Sumber dihimpun menyebutkan longsor terjadi di Wilayah Parsingkaman, Desa Pagaran Lambung 2 Kecamatan Adian Koting.
Musibah tanah longsor pada Selasa, 25 November 2025 di Kecamatan Adian Koting, tepatnya di Desa Parsingkaman dan Desa Pagaran Lambung 1, Cuaca hujan saat kejadian membuat beberapa titik di jalur terdampak, dengan total lima titik lokasi longsor.
Longsor pertama terjadi di Km 29–30 Desa Sibalanga yang hingga kini belum dapat dilalui kendaraan. Titik kedua berada di Km 31–32 Desa Pagaran Lambung 1 dan sudah bisa dilewati. Sementara titik ketiga di Km 33–34 desa yang sama masih belum bisa dilalui.
Di Km 36–37 juga terjadi longsor juga terjadi di Km 36- 37 yang menimpa rumah milik warga di Desa Sibalanga.
Dari peristiwa ini menyebabkan satu korban luka pada kepala dan pinggang atas nama Haratua Sipahutar. Korban dilarikan ke RS Tarutung untuk mendapatkan perawatan.
Kapolres Taput Ernis Sitinjak melalui Kasi Humas Walpon Baringbing membenarkan terjadinya longsor beberapa titik di wilayah Tapanuli Utara.
Selain longsor di Kecamatan Adiankoting, peristiwa serupa juga terjadi di Desa Sitolu Ompu Pahae Jae mengakibatkan empat warga luka-luka, dan material longsor merusak rumah warga, serta menutup badan jalan di Jalinsum Tarutung -Sipirok.
Bencana alam banjir juga dilaporkan terjadi di Desa Sitolu Bahal Kecamatan Purbatua yang mengakibatkan kerusakan rumah warga, serta banjir yang melanda Desa Suka Maju, Kecamatan Pahae Jae yang menimbulkan kerusakan rumah warga dan menyebabkan rusaknya satu jalur Jembatan Aek Puli, meski arus lalu lintas tetap dalam keadaan normal di satu jalur.

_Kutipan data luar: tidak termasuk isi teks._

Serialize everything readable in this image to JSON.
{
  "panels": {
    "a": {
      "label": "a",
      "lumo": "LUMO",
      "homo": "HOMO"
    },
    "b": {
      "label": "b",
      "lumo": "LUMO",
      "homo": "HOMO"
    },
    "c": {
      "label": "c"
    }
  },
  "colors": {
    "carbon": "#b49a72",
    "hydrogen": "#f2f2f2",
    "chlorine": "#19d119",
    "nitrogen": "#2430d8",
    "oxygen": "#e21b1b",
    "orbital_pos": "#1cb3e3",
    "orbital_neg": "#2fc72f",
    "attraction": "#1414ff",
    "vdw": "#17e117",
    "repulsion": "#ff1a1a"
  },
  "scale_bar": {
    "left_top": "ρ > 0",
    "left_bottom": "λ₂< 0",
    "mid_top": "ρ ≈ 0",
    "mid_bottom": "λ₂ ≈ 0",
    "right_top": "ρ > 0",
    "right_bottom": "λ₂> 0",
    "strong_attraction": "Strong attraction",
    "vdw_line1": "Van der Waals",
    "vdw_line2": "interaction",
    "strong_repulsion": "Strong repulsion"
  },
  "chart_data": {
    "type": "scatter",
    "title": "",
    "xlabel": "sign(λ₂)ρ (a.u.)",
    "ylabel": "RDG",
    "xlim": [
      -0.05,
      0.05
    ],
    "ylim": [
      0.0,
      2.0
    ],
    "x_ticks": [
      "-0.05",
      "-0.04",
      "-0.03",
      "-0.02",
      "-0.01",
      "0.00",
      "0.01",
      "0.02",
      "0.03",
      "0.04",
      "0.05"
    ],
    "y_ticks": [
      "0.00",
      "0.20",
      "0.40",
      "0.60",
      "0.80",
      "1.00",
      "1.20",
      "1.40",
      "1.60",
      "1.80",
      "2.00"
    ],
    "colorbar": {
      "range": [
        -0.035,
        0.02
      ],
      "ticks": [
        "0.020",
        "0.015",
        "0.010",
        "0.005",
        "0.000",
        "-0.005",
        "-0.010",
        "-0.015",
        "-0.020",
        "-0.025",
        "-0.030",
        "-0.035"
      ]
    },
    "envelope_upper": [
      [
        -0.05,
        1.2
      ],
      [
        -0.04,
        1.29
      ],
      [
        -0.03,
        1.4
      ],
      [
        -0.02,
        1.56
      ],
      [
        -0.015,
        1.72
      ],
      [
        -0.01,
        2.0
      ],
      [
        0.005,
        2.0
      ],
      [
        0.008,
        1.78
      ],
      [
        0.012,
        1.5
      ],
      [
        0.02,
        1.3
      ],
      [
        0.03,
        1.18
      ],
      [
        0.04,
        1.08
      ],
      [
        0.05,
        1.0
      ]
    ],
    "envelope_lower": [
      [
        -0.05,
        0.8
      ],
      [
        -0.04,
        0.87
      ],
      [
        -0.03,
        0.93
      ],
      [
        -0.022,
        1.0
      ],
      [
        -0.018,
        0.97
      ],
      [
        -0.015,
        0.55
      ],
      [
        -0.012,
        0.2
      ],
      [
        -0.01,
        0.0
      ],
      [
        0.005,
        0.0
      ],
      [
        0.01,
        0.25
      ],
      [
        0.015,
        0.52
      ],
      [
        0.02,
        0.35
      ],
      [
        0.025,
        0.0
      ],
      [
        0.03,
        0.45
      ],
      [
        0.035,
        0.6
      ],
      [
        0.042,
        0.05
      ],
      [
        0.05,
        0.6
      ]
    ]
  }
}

Di wilayah kenegerian Siualuompu Kecamatan Tarutung dua sungai disana bermuara ke sungai sigeaon meluap dan membanjiri lantai rumah warga. Sungai Sibuni-buni hingga berita ini dikirimkan masih meluap ditengah hujan yang tak reda-reda membuat warga wanti-wanti.(udut)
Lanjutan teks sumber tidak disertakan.